- The Washington Times - Tuesday, August 15, 2023

The flash-mob robbery at a Nordstrom store in Los Angeles over the weekend is just the latest in a string of brazen thefts, and experts say the incidents will continue until thieves are caught.

Hordes of shoplifters made off with an estimated $400,000 in merchandise during two high-profile heists within a week in the California metropolis and dispersed before police could catch them.

Authorities said a mob of 30 to 50 people descended on the Nordstrom store at the Westfield Topanga shopping mall Saturday and swiped clothes, bags and other goods before sprinting to getaway vehicles without license plates.

Two security guards who confronted the shoplifters were doused with bear spray, police said.

Police estimate the loss at $60,000 to $100,000. No arrests have been reported.

Days earlier, looters stole $300,000 worth of merchandise from an Yves Saint Laurent store in Glendale, north of Los Angeles.

An employee from a nearby store told local Fox affiliate KTTV that 30 thieves raided the business in less than a minute before they ran to idling getaway vehicles. No arrests have been reported.

Look for the trend of “flash robs” to grow until thieves are caught and prosecuted, said Anthony Rodriguez, director of the Social Media in Law Enforcement Conference.

“These flash-mob robberies are becoming more prevalent because of the success rate of committing these crimes in numbers. It is harder for law enforcement to track down dozens of people rather than one or two suspects,” he told The Washington Times.

He said police departments must train officers to monitor and get ahead of publicly posted content online that may relate to crime or violence.

The criminal activity has roots in the peaceful flash mobs that became a cultural phenomenon more than a decade ago when groups gathered to perform choreographed dances, for example.

“Flash robs” were reported as early as 2011.

What has changed since the onset of the COVID-19 pandemic is that luxury retail stores are being targeted:

• A group of juveniles in the District of Columbia set off a smoke bomb and raided the city’s Chanel store in February, police said. 

• New York authorities said a group of teens took more than $10,000 worth of clothing from the AVA Galerie in May.

• A mob of at least 80 people pillaged the Louis Vuitton store in San Francisco in 2021.

• One man was arrested in Chicago last year as part of a flash mob that stole $46,000 in merchandise from a Prada store.

Some stores have changed entry and exit policies because of the brazen thefts. The Chanel store in the District has had customers stand in line outside the store. Security guards unlock Chanel’s doors only when a sales associate inside is ready to receive a customer.

Bystanders captured the rampage at Nordstrom on camera and posted footage to social media. Mayor Karen Bass, a Democrat and former member of Congress, condemned the heist. She won the mayoral election last year after promising to address homelessness and crime in Los Angeles.

“What happened today at the Nordstrom in the Topanga Mall is absolutely unacceptable.

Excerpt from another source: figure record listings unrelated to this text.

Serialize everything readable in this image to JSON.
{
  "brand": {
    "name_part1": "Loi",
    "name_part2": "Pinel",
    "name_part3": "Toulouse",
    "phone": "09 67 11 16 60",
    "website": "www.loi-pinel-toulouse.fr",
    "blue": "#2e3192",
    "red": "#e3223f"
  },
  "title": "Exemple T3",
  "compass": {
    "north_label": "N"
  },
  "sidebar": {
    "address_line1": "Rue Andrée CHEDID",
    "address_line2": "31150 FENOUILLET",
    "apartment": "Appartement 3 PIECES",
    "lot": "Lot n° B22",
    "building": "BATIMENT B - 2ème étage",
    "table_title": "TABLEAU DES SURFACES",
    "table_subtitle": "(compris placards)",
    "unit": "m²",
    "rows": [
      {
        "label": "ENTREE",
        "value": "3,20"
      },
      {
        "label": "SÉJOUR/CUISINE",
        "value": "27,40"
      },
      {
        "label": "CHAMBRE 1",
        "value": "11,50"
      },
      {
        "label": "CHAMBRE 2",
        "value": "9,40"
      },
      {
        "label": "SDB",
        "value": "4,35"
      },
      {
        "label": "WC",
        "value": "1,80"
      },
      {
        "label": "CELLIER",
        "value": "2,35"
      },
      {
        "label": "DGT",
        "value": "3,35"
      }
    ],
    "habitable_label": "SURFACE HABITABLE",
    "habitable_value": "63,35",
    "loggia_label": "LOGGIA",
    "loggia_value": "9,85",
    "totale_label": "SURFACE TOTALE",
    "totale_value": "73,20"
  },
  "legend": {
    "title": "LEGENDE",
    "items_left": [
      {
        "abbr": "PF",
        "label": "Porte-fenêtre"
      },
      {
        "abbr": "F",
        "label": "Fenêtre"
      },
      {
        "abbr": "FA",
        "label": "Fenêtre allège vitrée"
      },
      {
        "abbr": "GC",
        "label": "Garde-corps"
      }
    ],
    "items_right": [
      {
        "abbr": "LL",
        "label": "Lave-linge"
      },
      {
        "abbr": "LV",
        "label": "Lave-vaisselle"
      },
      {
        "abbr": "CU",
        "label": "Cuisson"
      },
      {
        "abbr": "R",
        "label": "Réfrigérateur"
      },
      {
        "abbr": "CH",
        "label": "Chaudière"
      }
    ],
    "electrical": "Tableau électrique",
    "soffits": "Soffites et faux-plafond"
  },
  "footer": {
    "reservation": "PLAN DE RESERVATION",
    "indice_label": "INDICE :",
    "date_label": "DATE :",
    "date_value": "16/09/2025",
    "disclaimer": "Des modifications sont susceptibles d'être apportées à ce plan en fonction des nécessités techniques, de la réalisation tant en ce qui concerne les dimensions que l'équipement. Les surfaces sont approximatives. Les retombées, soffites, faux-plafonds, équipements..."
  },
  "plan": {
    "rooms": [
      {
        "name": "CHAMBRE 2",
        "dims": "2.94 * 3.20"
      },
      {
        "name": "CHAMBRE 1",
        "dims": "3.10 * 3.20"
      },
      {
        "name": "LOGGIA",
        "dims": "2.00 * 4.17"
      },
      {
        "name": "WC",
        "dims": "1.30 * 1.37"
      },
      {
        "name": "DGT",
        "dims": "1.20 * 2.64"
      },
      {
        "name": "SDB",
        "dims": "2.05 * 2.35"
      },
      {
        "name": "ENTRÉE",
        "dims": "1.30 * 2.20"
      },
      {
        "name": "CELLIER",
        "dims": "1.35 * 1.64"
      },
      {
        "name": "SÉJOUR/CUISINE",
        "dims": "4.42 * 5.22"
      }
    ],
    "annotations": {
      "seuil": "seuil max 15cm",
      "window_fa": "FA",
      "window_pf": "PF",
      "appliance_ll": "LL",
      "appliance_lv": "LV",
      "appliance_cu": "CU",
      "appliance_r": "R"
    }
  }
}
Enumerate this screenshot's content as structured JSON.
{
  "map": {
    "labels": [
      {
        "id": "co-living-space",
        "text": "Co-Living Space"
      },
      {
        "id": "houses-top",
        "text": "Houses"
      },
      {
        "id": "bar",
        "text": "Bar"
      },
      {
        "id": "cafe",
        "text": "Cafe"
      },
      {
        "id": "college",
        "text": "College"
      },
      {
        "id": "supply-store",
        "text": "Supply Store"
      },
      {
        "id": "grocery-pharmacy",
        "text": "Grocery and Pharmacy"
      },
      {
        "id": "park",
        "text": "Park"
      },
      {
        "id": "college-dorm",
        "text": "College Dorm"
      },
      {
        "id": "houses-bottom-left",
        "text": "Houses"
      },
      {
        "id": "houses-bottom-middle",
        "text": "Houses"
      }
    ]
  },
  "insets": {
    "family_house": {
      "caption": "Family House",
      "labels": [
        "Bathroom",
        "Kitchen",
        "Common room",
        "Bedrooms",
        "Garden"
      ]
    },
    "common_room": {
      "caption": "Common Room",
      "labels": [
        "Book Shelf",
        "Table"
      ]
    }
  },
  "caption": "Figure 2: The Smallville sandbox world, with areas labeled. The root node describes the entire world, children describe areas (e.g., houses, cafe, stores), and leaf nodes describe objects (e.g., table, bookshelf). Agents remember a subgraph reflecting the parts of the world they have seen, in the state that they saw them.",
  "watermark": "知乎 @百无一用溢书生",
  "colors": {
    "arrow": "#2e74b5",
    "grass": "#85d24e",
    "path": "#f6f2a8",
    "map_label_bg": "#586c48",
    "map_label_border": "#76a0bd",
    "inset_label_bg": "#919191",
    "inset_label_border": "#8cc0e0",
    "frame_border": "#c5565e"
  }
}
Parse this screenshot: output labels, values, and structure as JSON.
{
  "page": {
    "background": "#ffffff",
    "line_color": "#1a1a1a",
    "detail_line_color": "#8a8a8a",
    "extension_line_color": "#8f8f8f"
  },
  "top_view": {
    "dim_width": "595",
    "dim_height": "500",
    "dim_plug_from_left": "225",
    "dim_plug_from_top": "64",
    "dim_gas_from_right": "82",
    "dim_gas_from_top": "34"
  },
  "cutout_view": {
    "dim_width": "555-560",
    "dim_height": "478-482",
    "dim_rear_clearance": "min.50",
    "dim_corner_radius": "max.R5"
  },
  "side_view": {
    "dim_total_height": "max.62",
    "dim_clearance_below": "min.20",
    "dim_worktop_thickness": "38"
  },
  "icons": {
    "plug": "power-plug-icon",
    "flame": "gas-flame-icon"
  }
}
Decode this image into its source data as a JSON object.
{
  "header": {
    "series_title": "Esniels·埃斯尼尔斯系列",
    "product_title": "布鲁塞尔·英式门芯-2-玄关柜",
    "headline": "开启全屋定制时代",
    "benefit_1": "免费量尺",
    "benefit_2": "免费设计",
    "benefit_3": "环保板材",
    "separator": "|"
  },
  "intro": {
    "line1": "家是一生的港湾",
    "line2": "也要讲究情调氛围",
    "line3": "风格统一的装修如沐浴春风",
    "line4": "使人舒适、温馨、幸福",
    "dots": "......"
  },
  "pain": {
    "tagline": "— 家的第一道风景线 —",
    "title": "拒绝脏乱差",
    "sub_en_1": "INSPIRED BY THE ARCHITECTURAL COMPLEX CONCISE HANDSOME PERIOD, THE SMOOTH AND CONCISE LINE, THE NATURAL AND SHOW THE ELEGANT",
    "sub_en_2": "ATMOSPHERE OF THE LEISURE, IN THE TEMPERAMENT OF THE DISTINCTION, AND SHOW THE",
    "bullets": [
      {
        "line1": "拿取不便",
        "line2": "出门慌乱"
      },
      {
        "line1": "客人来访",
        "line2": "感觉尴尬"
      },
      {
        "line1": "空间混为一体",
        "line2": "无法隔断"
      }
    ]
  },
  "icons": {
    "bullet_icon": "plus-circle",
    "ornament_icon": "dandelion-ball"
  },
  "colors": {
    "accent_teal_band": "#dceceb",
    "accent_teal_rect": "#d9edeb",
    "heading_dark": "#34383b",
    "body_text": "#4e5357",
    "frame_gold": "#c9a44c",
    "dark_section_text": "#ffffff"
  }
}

Those who committed these acts and acts like it in neighboring areas must be held accountable,” she said in a statement. “The Los Angeles Police Department will continue to work to not only find those responsible for this incident but to prevent these attacks on retailers from happening in the future.”

Tracking down people involved in mass thefts can be difficult.

California law enforcement sources have told The Wall Street Journal that the robbers in some cases don’t know one another before hitting a store. Crooks typically broadcast the date and time of a planned heist on a social media app such as Snapchat without revealing participants or organizers.

“This isn’t ‘The Godfather’ by any stretch,” Steve Wagstaffe, the district attorney in San Mateo County, California, told The Journal in 2021. “It’s the modern version of ‘Hey, there’s a party tonight,’ and suddenly you have 100 kids showing up.”

Still, an unidentified LAPD source told Los Angeles Magazine this month that investigators are following up on leads that could link several of the most recent robberies to an organized crew working in Southern California.

Cristine DeBerry, the founder and executive director of the Prosecutors Alliance of California, said the crooks behind the thefts use social media to manipulate hordes of young people into joining the heists.

“Smash-and-grab robberies are the low-hanging fruit for organized crime rings, with sophisticated fencing operations often turning to online platforms like TikTok to recruit young people to supply stolen goods,” Ms. DeBerry told The Washington Times. “To ensure there’s greater accountability, police must implement investigative strategies that target the demand side, the organized fencing rings, and lawmakers must make it more difficult to sell stolen goods online like we did in California.”

Former Los Angeles mayoral candidate Rick Caruso, a Democrat who supported the failed recall effort of District Attorney George Gascon, seemed to take a shot at the local prosecutor last week by saying the robbers are let off the hook. Mr. Caruso owned the Glendale property that thieves hit on Aug. 8.

“The time has come to demand that our elected officials change the laws to hold criminals accountable and start enforcing the laws in a fair and equitable manner,” Mr. Caruso said in a statement Friday. He added later that he heard “directly from small-business owners who feel defeated by the lack of accountability for criminals.”